Donations to the trust by Distillers/Guinness/Diageo have been made as follows:

Under a 1974 agreement, Distillers agreed to pay out £14m under deed of covenant at £2m per year for 7 years, later adjusted to £19m in 1978 when more victims came to light;

In May 1995, Guinness agreed to enter into a further ‘entirely voluntary and charitable’ covenant to pay an additional £2.5m per year for a period of 14 years (the Trust was running out of funds at this time); and In June 2000, Diageo agreed to extend the additional contributions until 2022 and index link them from April 2000.

The beneficiaries are taxed on the payments at their marginal rate of tax with credit given for the 40 per cent tax deducted by the trustees.

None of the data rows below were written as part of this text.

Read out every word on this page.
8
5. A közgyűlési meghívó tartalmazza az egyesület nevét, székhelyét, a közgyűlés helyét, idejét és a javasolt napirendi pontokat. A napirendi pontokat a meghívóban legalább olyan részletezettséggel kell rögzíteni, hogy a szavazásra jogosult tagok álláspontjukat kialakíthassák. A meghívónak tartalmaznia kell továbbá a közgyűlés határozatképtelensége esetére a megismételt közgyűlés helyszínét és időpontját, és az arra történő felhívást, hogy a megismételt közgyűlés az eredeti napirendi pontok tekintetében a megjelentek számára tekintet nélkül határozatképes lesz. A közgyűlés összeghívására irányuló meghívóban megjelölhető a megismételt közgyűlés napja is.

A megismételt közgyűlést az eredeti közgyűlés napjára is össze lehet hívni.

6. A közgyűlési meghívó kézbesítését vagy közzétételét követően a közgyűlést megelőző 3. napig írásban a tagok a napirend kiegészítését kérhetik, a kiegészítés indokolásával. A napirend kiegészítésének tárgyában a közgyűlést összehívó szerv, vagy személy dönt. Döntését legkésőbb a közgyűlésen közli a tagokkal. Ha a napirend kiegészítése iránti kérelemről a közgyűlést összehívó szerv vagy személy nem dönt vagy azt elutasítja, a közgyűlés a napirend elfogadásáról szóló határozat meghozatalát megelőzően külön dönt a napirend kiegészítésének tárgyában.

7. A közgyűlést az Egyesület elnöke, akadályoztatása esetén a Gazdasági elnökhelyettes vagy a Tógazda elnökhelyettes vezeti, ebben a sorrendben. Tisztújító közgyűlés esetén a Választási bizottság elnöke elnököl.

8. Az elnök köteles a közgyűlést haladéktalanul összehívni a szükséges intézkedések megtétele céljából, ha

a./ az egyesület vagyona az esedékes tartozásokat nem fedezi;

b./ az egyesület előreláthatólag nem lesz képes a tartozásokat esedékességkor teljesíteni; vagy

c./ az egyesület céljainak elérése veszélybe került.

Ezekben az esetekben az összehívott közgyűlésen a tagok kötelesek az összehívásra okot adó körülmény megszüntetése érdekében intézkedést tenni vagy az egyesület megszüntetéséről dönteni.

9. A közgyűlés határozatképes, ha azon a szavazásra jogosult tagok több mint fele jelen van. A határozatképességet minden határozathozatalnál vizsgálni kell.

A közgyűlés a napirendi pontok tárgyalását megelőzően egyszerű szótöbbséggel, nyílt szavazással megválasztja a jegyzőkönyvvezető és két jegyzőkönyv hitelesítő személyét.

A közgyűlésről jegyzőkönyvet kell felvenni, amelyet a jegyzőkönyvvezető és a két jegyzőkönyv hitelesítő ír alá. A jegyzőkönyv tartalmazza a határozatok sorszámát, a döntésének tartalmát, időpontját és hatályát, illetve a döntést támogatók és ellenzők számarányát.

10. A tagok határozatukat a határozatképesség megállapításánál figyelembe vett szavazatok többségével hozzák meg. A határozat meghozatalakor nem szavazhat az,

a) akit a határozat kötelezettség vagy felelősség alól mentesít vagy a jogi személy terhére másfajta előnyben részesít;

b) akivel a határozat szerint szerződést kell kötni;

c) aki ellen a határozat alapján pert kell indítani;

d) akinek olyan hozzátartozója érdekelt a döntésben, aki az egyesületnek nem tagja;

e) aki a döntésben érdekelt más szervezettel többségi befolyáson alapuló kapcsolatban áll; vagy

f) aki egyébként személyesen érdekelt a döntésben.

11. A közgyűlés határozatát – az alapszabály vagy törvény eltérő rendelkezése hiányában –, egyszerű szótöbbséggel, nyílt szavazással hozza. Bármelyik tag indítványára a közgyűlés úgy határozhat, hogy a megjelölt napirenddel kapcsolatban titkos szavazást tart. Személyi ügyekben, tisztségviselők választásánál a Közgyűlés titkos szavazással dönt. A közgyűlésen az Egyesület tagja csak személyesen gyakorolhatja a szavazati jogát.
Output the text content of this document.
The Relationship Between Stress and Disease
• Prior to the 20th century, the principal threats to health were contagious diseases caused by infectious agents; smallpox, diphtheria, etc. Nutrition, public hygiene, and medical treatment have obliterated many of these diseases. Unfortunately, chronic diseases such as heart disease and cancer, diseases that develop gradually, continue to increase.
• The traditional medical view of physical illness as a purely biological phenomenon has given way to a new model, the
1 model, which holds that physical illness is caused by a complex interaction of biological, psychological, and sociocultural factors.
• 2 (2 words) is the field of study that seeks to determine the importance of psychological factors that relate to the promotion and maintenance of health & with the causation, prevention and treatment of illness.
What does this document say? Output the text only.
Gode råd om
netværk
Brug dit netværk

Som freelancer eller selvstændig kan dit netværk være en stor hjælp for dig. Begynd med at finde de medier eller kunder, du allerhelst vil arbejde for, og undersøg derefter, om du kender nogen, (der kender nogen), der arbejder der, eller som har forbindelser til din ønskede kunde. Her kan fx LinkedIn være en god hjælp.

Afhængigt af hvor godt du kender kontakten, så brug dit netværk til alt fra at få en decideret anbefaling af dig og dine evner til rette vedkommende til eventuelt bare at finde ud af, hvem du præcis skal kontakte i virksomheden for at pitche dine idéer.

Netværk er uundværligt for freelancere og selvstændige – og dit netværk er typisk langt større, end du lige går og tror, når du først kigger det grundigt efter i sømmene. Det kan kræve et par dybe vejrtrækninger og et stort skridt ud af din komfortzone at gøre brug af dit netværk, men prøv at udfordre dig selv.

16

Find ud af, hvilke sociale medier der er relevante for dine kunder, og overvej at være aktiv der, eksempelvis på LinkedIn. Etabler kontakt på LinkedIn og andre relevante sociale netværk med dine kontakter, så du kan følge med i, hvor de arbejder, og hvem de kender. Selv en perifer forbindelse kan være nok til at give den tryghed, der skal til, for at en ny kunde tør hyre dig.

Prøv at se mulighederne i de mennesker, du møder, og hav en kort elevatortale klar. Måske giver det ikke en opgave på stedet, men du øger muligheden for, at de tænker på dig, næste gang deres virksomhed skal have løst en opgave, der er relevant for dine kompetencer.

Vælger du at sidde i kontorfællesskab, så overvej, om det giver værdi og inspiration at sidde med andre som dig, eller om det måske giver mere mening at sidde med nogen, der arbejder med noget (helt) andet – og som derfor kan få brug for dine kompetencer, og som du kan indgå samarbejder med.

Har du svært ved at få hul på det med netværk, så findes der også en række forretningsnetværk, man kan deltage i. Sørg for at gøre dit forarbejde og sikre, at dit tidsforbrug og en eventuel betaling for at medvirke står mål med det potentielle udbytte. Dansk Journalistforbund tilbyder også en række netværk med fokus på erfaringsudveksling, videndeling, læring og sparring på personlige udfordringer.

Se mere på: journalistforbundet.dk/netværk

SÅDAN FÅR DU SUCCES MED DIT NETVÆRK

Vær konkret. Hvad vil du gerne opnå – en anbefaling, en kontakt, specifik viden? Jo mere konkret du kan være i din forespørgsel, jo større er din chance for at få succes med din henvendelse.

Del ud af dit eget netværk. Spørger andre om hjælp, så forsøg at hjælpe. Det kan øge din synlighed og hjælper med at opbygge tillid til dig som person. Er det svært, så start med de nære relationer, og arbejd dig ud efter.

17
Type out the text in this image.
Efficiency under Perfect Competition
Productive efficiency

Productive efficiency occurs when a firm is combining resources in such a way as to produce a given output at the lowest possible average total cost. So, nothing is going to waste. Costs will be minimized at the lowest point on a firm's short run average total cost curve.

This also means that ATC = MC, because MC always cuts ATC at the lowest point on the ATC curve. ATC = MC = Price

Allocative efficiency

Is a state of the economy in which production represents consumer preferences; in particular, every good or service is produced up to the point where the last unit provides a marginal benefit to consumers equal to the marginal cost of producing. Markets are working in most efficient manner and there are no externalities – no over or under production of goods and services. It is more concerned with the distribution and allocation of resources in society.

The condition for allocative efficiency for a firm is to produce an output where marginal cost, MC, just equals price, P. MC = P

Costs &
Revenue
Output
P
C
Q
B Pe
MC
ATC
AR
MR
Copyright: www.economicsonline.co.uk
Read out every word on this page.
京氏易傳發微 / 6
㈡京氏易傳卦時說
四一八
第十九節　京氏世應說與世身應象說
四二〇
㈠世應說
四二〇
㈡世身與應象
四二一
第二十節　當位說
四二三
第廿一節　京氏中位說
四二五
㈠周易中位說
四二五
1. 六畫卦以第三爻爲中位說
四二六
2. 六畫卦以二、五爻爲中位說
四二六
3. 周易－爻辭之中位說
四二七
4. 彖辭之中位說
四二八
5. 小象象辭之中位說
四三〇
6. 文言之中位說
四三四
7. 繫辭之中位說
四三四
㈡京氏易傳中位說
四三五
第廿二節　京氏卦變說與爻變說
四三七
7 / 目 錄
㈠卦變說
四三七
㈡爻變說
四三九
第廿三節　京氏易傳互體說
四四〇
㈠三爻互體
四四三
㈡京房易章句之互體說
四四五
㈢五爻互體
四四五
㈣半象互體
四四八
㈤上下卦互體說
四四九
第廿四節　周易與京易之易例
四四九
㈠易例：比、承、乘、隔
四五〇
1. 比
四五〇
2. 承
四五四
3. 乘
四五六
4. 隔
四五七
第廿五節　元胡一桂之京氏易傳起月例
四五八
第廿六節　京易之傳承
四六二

So if the beneficiary is a higher rate taxpayer they have no further tax to pay. However if, as is more usual, they are a non-taxpayer or basic / standard rate taxpayer they can reclaim some or all of the tax deducted.

Since the 1970s, successive governments have given a total of £12.8 million to the Thalidomide Trust. £5.8 million was given in 1974 and 1978 (around the time the Trust was created) to offset the tax due on payments to beneficiaries.

In 1996, £7m was paid as a “one-off” and “final” contribution in recognition of what the government of the day called “the unique and tragic circumstances which surround the Thalidomide disaster”.


Notes to Editors


1. The Treasury has today laid the ‘Thalidomide Children’s Trust (Application of Section 329AA of the Income and Corporation Taxes Act 1988) Order 2004’. It comes into effect on 5th August 2004.